Duncan eyed the tied leather roll Rush had carried through his ordeal, now resting on the pile of logs beside the young scientist. Rush sighed but did not stop him as he unrolled it, exposing a row of silvery instruments, each in its own sewn pocket. Surgical knives, tweezers, a metal rule, a small bone saw, probes, long needles with silk thread, and a reed-thin stem of metal with a tiny mirror at its end ...
Duncan eyed the tools uneasily. "What exactly in God's name are you doing here, Rush?"

"Gathering evidence, of course. With doctors in Philadelphia paying three pounds a body, there's no end of cadavers there. But it's damnable hard to find a native specimen. ... I showed them my coin. I asked about the recently dead. They did not seem to understand. Only one spoke any English and that poorly. So I pulled out a surgical blade to help him understand. He asked what it was and I told him, very slowly, to help him grasp the word. Then he pulls out his war ax and shouts at me."

Duncan stared in mute astonishment. "You must have an angel hovering over you to have survived so long. ... You come from Philadelphia, where they pay bounties for Indian hair, you show him your coin, then display your blade, naming it your scalpel." Duncan repeated the word, slowly, the way Rush must have done. "Scalp-el."

The color left Rush's face. "Dear God! I didn't ... I never meant to suggest ... dear God!" he repeated.

Duncan stared at the forlorn man, wondering not for the first time how learned men could be so unwise in the ways of the world.
But this interlude is almost a gentle one, compared with what Duncan and his friends are headed toward, as Duncan's hunt for a murderous cabal puts him into the way of the most angry patriots along the New World's coast.
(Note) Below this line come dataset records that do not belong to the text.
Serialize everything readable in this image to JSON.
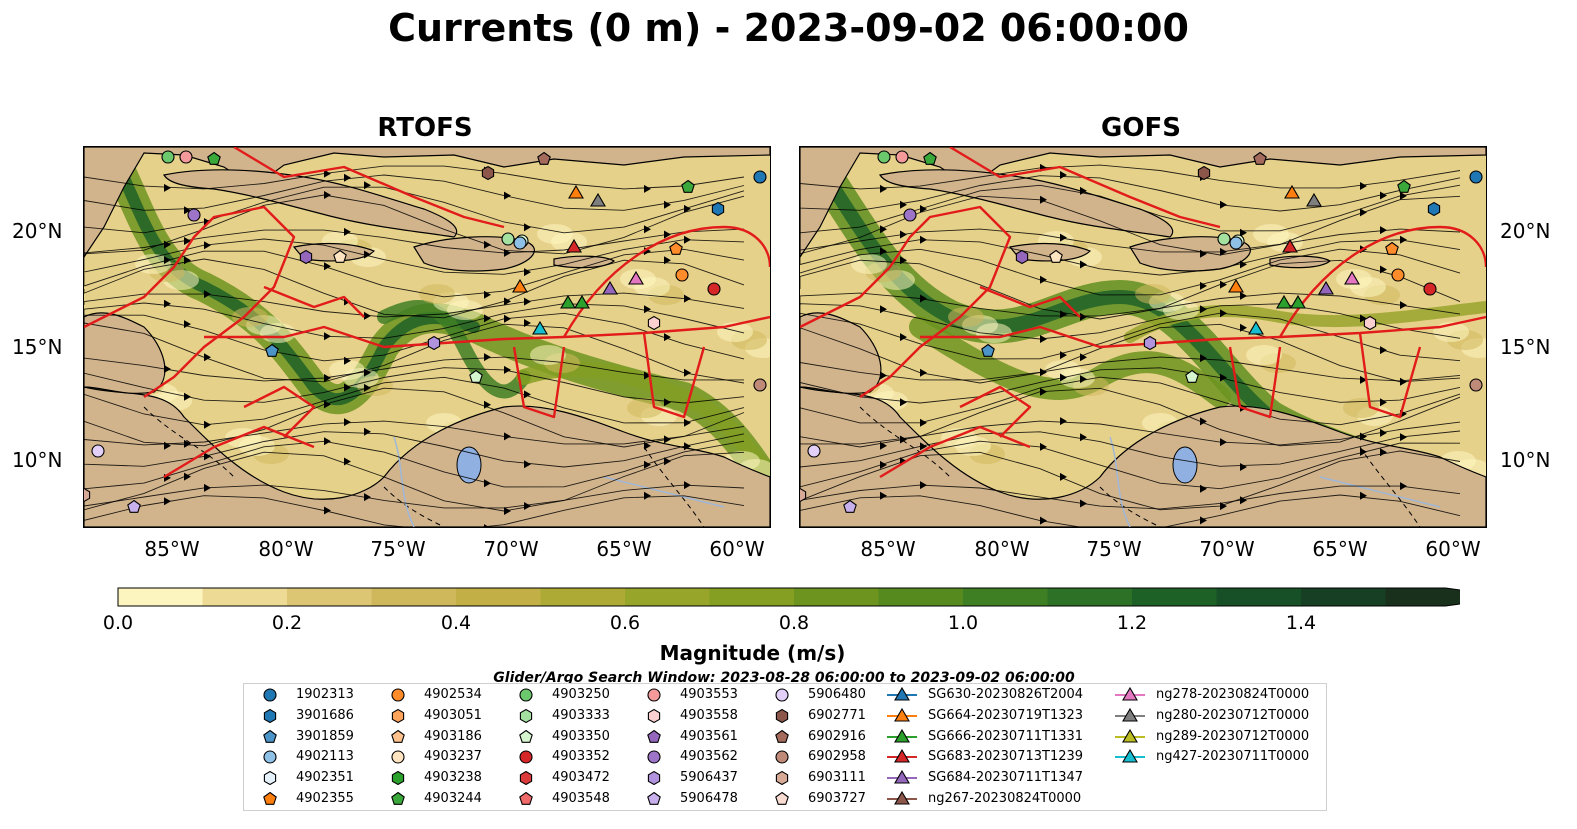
{
  "title": "Currents (0 m) - 2023-09-02 06:00:00",
  "panels": [
    {
      "title": "RTOFS"
    },
    {
      "title": "GOFS"
    }
  ],
  "axes": {
    "lat_ticks": [
      "20°N",
      "15°N",
      "10°N"
    ],
    "lon_ticks": [
      "85°W",
      "80°W",
      "75°W",
      "70°W",
      "65°W",
      "60°W"
    ]
  },
  "colorbar": {
    "label": "Magnitude (m/s)",
    "ticks": [
      "0.0",
      "0.2",
      "0.4",
      "0.6",
      "0.8",
      "1.0",
      "1.2",
      "1.4"
    ],
    "colors": [
      "#fdf5c0",
      "#eddb95",
      "#dcc673",
      "#cfb85c",
      "#c2b046",
      "#adab36",
      "#98a52b",
      "#849f22",
      "#6d941e",
      "#568a1f",
      "#3f7f24",
      "#2d7126",
      "#1e6127",
      "#175026",
      "#173f23",
      "#18301c"
    ],
    "extend": "max"
  },
  "search_window": "Glider/Argo Search Window: 2023-08-28 06:00:00 to 2023-09-02 06:00:00",
  "legend": [
    {
      "label": "1902313",
      "marker": "circle",
      "color": "#1f77b4"
    },
    {
      "label": "3901686",
      "marker": "hexagon",
      "color": "#1f77b4"
    },
    {
      "label": "3901859",
      "marker": "pentagon",
      "color": "#4b94c8"
    },
    {
      "label": "4902113",
      "marker": "circle",
      "color": "#8fc0e6"
    },
    {
      "label": "4902351",
      "marker": "hexagon",
      "color": "#e6f2fb"
    },
    {
      "label": "4902355",
      "marker": "pentagon",
      "color": "#ff7f0e"
    },
    {
      "label": "4902534",
      "marker": "circle",
      "color": "#ff8c2a"
    },
    {
      "label": "4903051",
      "marker": "hexagon",
      "color": "#ffa45a"
    },
    {
      "label": "4903186",
      "marker": "pentagon",
      "color": "#ffc28d"
    },
    {
      "label": "4903237",
      "marker": "circle",
      "color": "#ffe4c2"
    },
    {
      "label": "4903238",
      "marker": "hexagon",
      "color": "#2ca02c"
    },
    {
      "label": "4903244",
      "marker": "pentagon",
      "color": "#3aa83a"
    },
    {
      "label": "4903250",
      "marker": "circle",
      "color": "#6cc86c"
    },
    {
      "label": "4903333",
      "marker": "hexagon",
      "color": "#a4e0a0"
    },
    {
      "label": "4903350",
      "marker": "pentagon",
      "color": "#d5f5cf"
    },
    {
      "label": "4903352",
      "marker": "circle",
      "color": "#d62728"
    },
    {
      "label": "4903472",
      "marker": "hexagon",
      "color": "#dc3b3c"
    },
    {
      "label": "4903548",
      "marker": "pentagon",
      "color": "#f06a6a"
    },
    {
      "label": "4903553",
      "marker": "circle",
      "color": "#f49a9a"
    },
    {
      "label": "4903558",
      "marker": "hexagon",
      "color": "#fcd0d0"
    },
    {
      "label": "4903561",
      "marker": "pentagon",
      "color": "#9467bd"
    },
    {
      "label": "4903562",
      "marker": "circle",
      "color": "#9d74c8"
    },
    {
      "label": "5906437",
      "marker": "hexagon",
      "color": "#b093dc"
    },
    {
      "label": "5906478",
      "marker": "pentagon",
      "color": "#c8b0ec"
    },
    {
      "label": "5906480",
      "marker": "circle",
      "color": "#e2d0f8"
    },
    {
      "label": "6902771",
      "marker": "hexagon",
      "color": "#8c564b"
    },
    {
      "label": "6902916",
      "marker": "pentagon",
      "color": "#a46a5c"
    },
    {
      "label": "6902958",
      "marker": "circle",
      "color": "#bf8a78"
    },
    {
      "label": "6903111",
      "marker": "hexagon",
      "color": "#d7aa98"
    },
    {
      "label": "6903727",
      "marker": "pentagon",
      "color": "#f8dcd2"
    },
    {
      "label": "SG630-20230826T2004",
      "marker": "triangle",
      "color": "#1f77b4"
    },
    {
      "label": "SG664-20230719T1323",
      "marker": "triangle",
      "color": "#ff7f0e"
    },
    {
      "label": "SG666-20230711T1331",
      "marker": "triangle",
      "color": "#2ca02c"
    },
    {
      "label": "SG683-20230713T1239",
      "marker": "triangle",
      "color": "#d62728"
    },
    {
      "label": "SG684-20230711T1347",
      "marker": "triangle",
      "color": "#9467bd"
    },
    {
      "label": "ng267-20230824T0000",
      "marker": "triangle",
      "color": "#8c564b"
    },
    {
      "label": "ng278-20230824T0000",
      "marker": "triangle",
      "color": "#e377c2"
    },
    {
      "label": "ng280-20230712T0000",
      "marker": "triangle",
      "color": "#7f7f7f"
    },
    {
      "label": "ng289-20230712T0000",
      "marker": "triangle",
      "color": "#bcbd22"
    },
    {
      "label": "ng427-20230711T0000",
      "marker": "triangle",
      "color": "#17becf"
    }
  ]
}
Duncan has never dreamed that good, wise men would ever actually choose to defy the King -- and as he begins to realize how wrong he has been, lives of the people he loves are on the line. He will have to mesh his training in deduction and reason, with the canny opportunism he's learned from both of his "tribes," to have a chance at surviving.

The horrible conditions of slaveholding, of manipulative indentures, of women who have no real rights, and of invaders uprooting a land's people in order to seize wealth -- all of these align againtst Duncan in this volume.
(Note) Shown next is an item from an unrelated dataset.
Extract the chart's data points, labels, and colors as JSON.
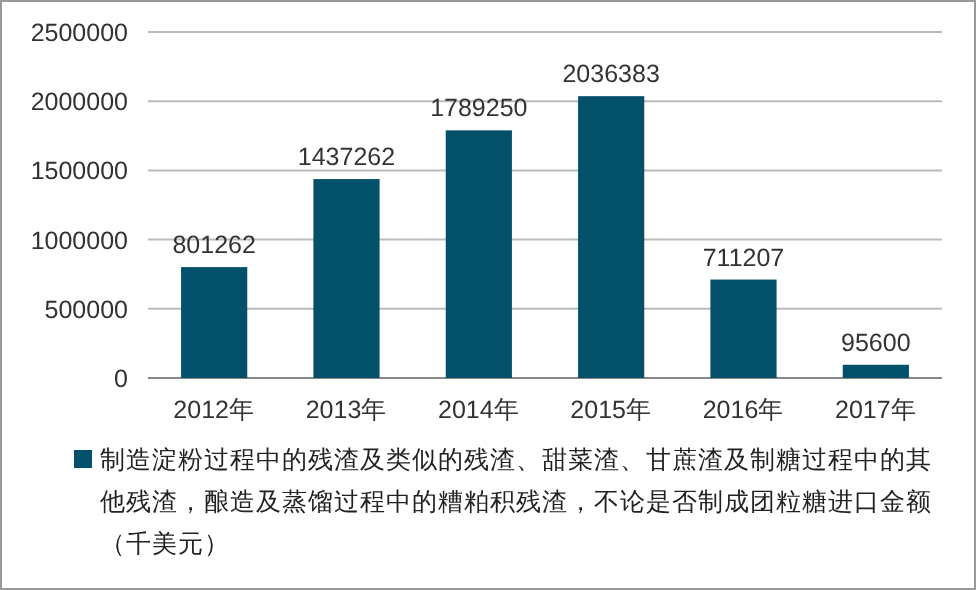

A small caution for mystery readers: Although Duncan's forensics operate powerfully here, especially in the first half of BLOOD OF THE OAK, several major twists and his eventual fate depend more on his ability to choose the right alliances and sustain them. Thus, this is less a tale of investigation than of revelation and maturing.
His confusion was like a physical pain. He stared at the foreboding words [on a slip of paper inside a Bible], which kindled anew his grief for the young couple in the churchyard.

It made no sense that amidst the urgent, mysterious work these men were engaged in they would take the time to speak of Shakespeare, to memorize passages ... He shook his head in bewilderment.
Pattison's deep strength is in his gift of in-life autopsy of the human mind and soul. He lines up, chapter upon chapter, the forces that Duncan must face in a new way -- or lose himself in the process.

So, this one's a little less of a clue-based mystery, but instead a powerful book of transition: for Duncan, from naive to knowing; for his friends, from tribal loyalty to spiritual search; and for the settlers and their gatherings, from ruled colonies to something that dares to whisper: Independence.

There must be a sequel already in the works; I'm looking forward to watching Pattison carry this striking and passionate narrative into the explosions that will forge the American Revolution -- and Duncan McCallum's fate.